- Expand the state machine on the controller and make all DMA asynchronous - currently some is not.
- Use both DMA channels in the controller asynchronously, probably 0 for external reads and 1 for internal writes.
- A single non-chained DMA request can load up to two distinct objects if they are within 32K (why oh why weren't the strides 32-bit!), halving the dma request rate.
- Implement an asynchronous queue primitive combining eport + remote queue + async dma, or another primitive if it simplifies execution. For example I did manage to avoid the need for the double-dma yesterday to write the "dma complete" status on a variable-length record: I just wrote the record backwards!
- A controller for the line-mode rasteriser should significantly address the source bandwidth problem.
- Investigate synchronising the write stage to take advantage of the improved write performance of the memory interface. This probably needs to run asynchronously via interrupt code.

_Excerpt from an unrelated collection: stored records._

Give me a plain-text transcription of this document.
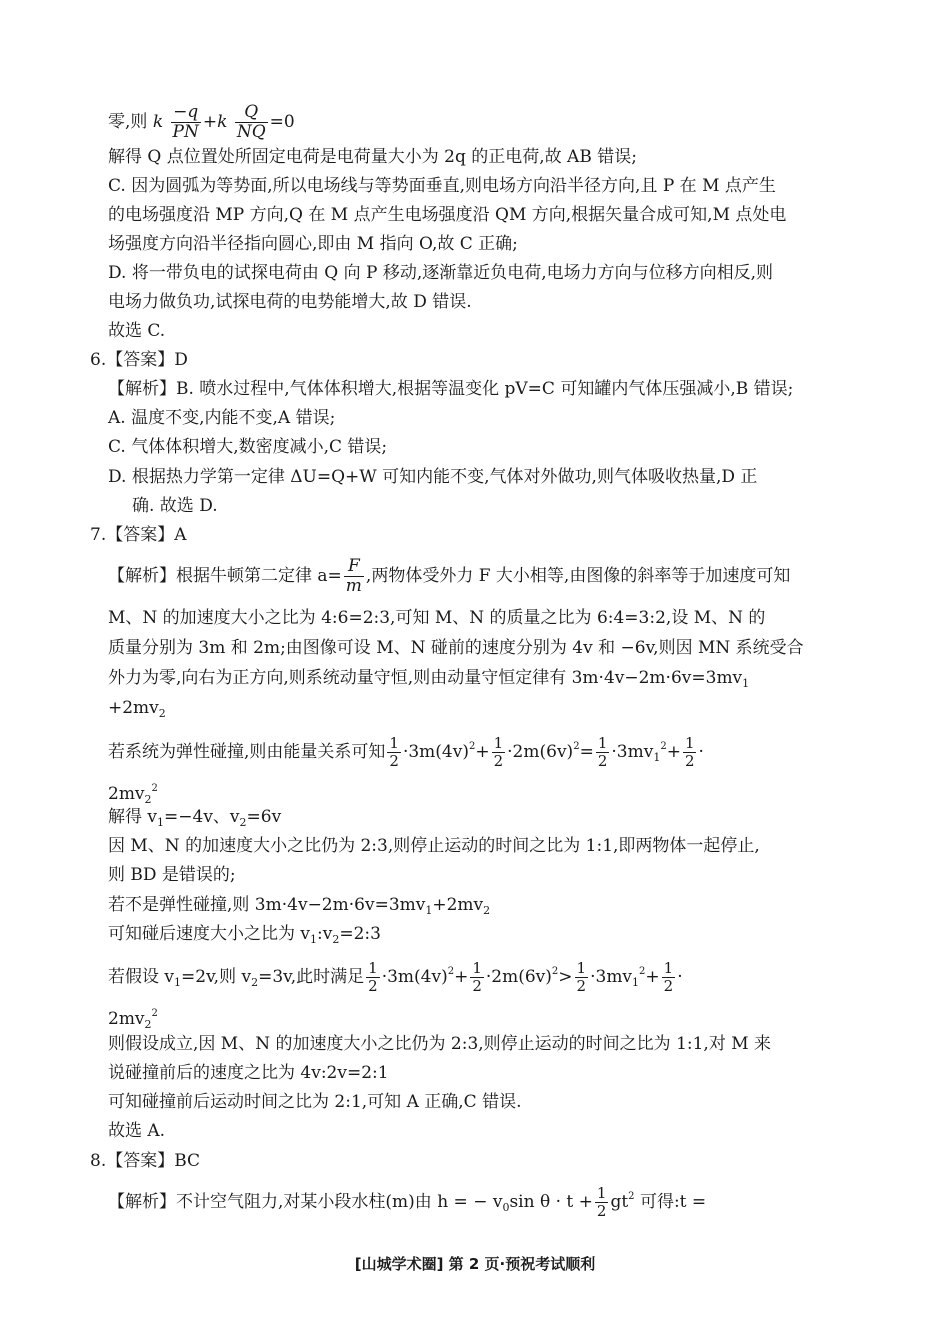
零,则 k $\frac{-q}{PN} +k \frac{Q}{NQ} =0$
解得 Q 点位置处所固定电荷是电荷量大小为 2q 的正电荷,故 AB 错误;
C. 因为圆弧为等势面,所以电场线与等势面垂直,则电场方向沿半径方向,且 P 在 M 点产生
的电场强度沿 MP 方向,Q 在 M 点产生电场强度沿 QM 方向,根据矢量合成可知,M 点处电
场强度方向沿半径指向圆心,即由 M 指向 O,故 C 正确;
D. 将一带负电的试探电荷由 Q 向 P 移动,逐渐靠近负电荷,电场力方向与位移方向相反,则
电场力做负功,试探电荷的电势能增大,故 D 错误.
故选 C.
6.【答案】D
【解析】B. 喷水过程中,气体体积增大,根据等温变化 pV=C 可知罐内气体压强减小,B 错误;
A. 温度不变,内能不变,A 错误;
C. 气体体积增大,数密度减小,C 错误;
D. 根据热力学第一定律 ΔU=Q+W 可知内能不变,气体对外做功,则气体吸收热量,D 正
确. 故选 D.
7.【答案】A
【解析】根据牛顿第二定律 $a= \frac{F}{m}$ ,两物体受外力 F 大小相等,由图像的斜率等于加速度可知
M、N 的加速度大小之比为 4:6=2:3,可知 M、N 的质量之比为 6:4=3:2,设 M、N 的
质量分别为 3m 和 2m;由图像可设 M、N 碰前的速度分别为 4v 和 −6v,则因 MN 系统受合
外力为零,向右为正方向,则系统动量守恒,则由动量守恒定律有 $3m\cdot 4v-2m\cdot 6v=3mv_1$
$+2mv_2$
若系统为弹性碰撞,则由能量关系可知 $\frac{1}{2} \cdot 3m(4v)^2+ \frac{1}{2} \cdot 2m(6v)^2= \frac{1}{2} \cdot 3mv_1^2+ \frac{1}{2}$ ·
$2mv_2^2$
解得 $v_1=-4v$、$v_2=6v$
因 M、N 的加速度大小之比仍为 2:3,则停止运动的时间之比为 1:1,即两物体一起停止,
则 BD 是错误的;
若不是弹性碰撞,则 $3m\cdot 4v-2m\cdot 6v=3mv_1+2mv_2$
可知碰后速度大小之比为 $v_1:v_2=2:3$
若假设 $v_1=2v$,则 $v_2=3v$,此时满足 $\frac{1}{2} \cdot 3m(4v)^2+ \frac{1}{2} \cdot 2m(6v)^2> \frac{1}{2} \cdot 3mv_1^2+ \frac{1}{2}$ ·
$2mv_2^2$
则假设成立,因 M、N 的加速度大小之比仍为 2:3,则停止运动的时间之比为 1:1,对 M 来
说碰撞前后的速度之比为 4v:2v=2:1
可知碰撞前后运动时间之比为 2:1,可知 A 正确,C 错误.
故选 A.
8.【答案】BC
【解析】不计空气阻力,对某小段水柱(m)由 h = − $v_0\sin$ $\theta \cdot t + \frac{1}{2} gt^2$ 可得:t =
[山城学术圈] 第 2 页·预祝考试顺利
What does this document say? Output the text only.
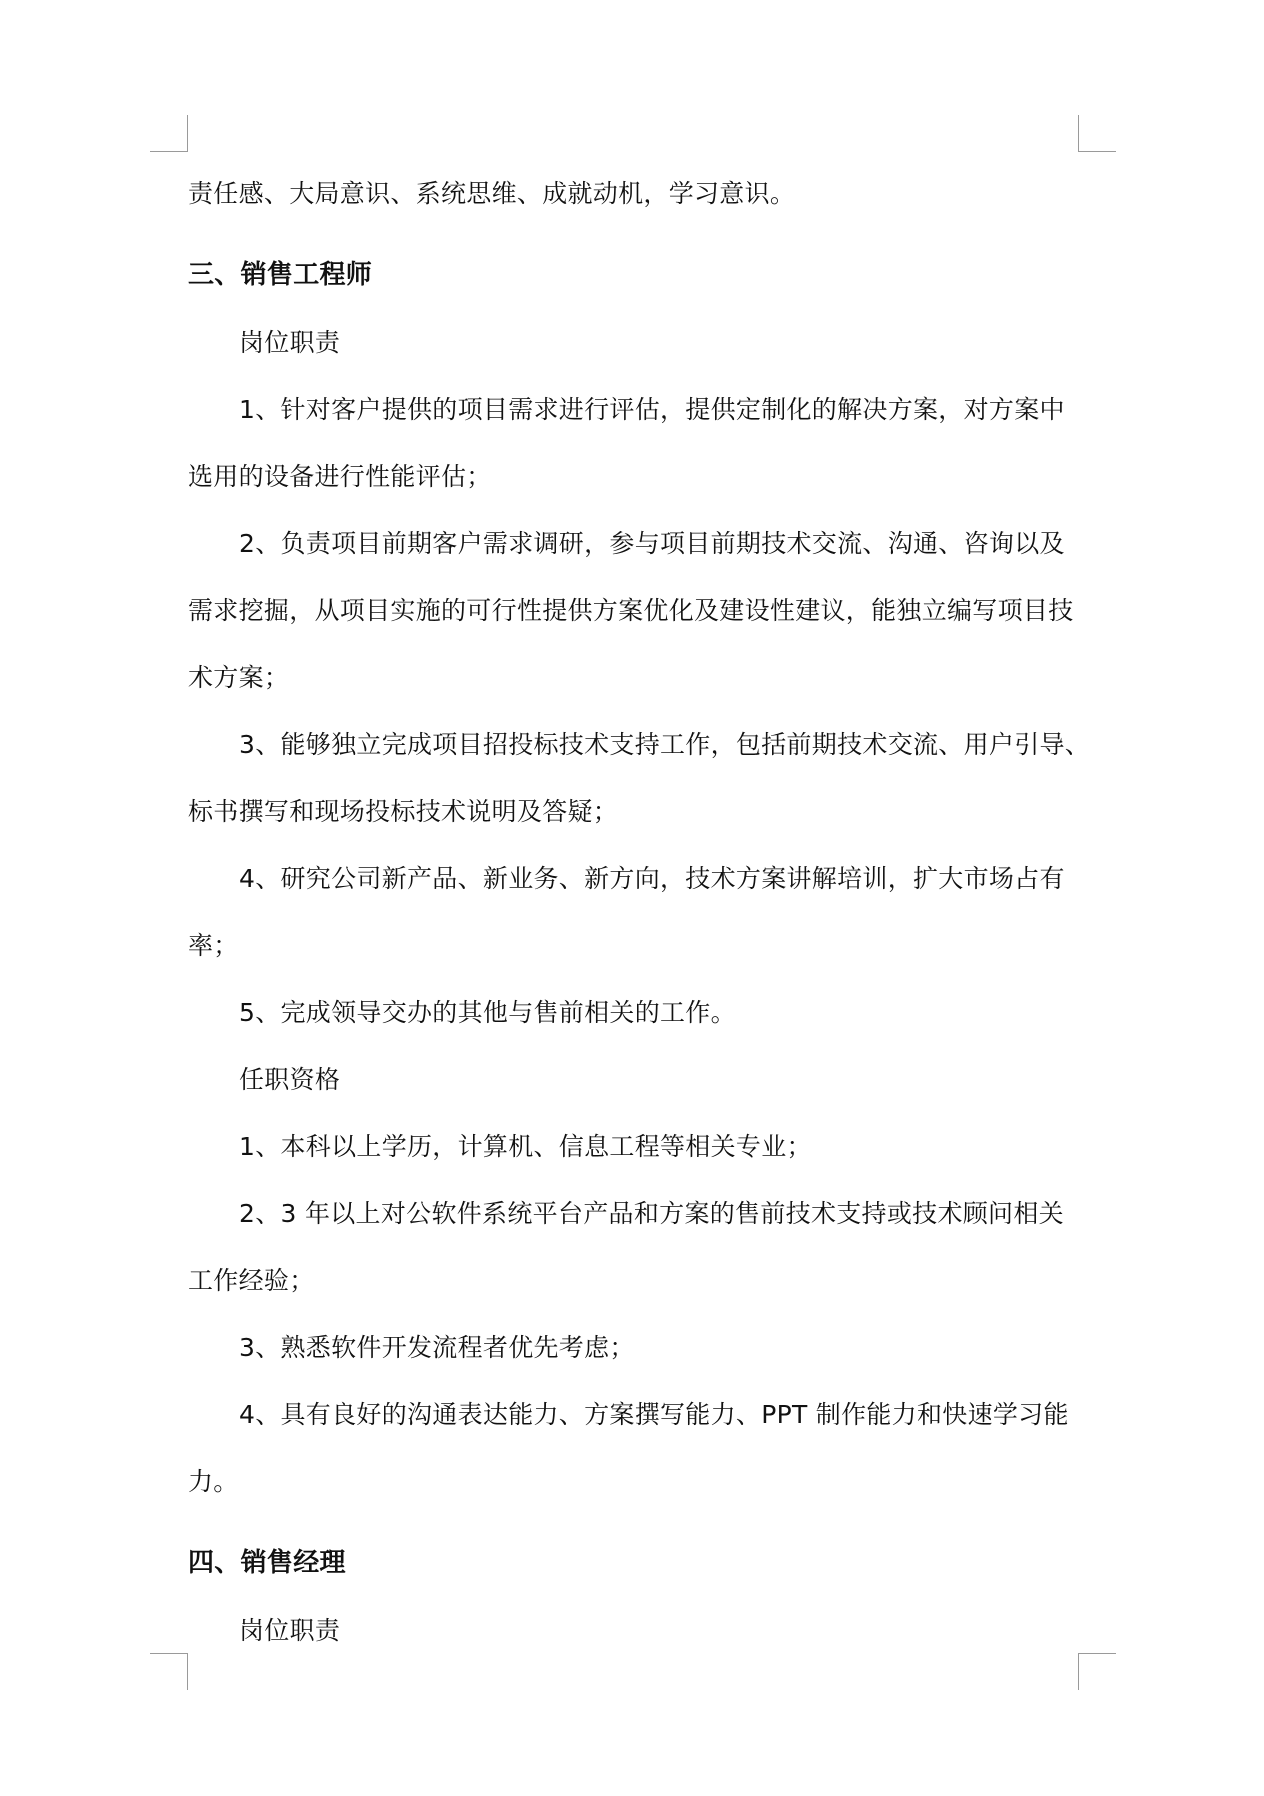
责任感、大局意识、系统思维、成就动机，学习意识。
三、销售工程师
岗位职责
1、针对客户提供的项目需求进行评估，提供定制化的解决方案，对方案中
选用的设备进行性能评估；
2、负责项目前期客户需求调研，参与项目前期技术交流、沟通、咨询以及
需求挖掘，从项目实施的可行性提供方案优化及建设性建议，能独立编写项目技
术方案；
3、能够独立完成项目招投标技术支持工作，包括前期技术交流、用户引导、
标书撰写和现场投标技术说明及答疑；
4、研究公司新产品、新业务、新方向，技术方案讲解培训，扩大市场占有
率；
5、完成领导交办的其他与售前相关的工作。
任职资格
1、本科以上学历，计算机、信息工程等相关专业；
2、3 年以上对公软件系统平台产品和方案的售前技术支持或技术顾问相关
工作经验；
3、熟悉软件开发流程者优先考虑；
4、具有良好的沟通表达能力、方案撰写能力、PPT 制作能力和快速学习能
力。
四、销售经理
岗位职责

- The rasteriser can avoid the need to calculate the edge equations per-pixel if it knows a given region is fully in-range. This reduces the inner loop by 3 flops and 3 iops but is hard to take full advantage of due to flop latency.
- The C compiler is doing a fair job of the rasteriser loop but is still making a bit of a pigs breakfast of the address calculation. I think the 21 instructions can be reduced to 15 but to be effective I need to convert a large swathe of code to assembly.
- Use edge equations to accurately index the tiles.
- Investigate optimised renderers for special cases (for particles?). Flat shading reduces the fragment processor to a simple write (or alpha blend). Flat shading + disabled z buffer + full rectangle reduces to a simple rectangular write. etc.
- Investigate primitive synthesis on-core. e.g. particles.
I had some further thoughts on the results of yesterday; even though it's half the speed of the line renderer considering the complexity of the interactions and the forced requirement of an additional read/write cycle across another core for each fragment - it's probably actually fairly good. The main bottleneck seems to be the mismatch of rasterisation to fragment rendering time which has nothing to do with the architecture - but the fragment shaders are only trivial 3-term colour interpolations and if they were more complex then shifting the rasterisation to another core would leave more time for them to execute. So I will still hook it up to the gl frontend to test it and other backends which can use the same or similar controller setup.
Although I think due to the possibility of other highly optimised special cases a combined implementation will still be the ultimate target.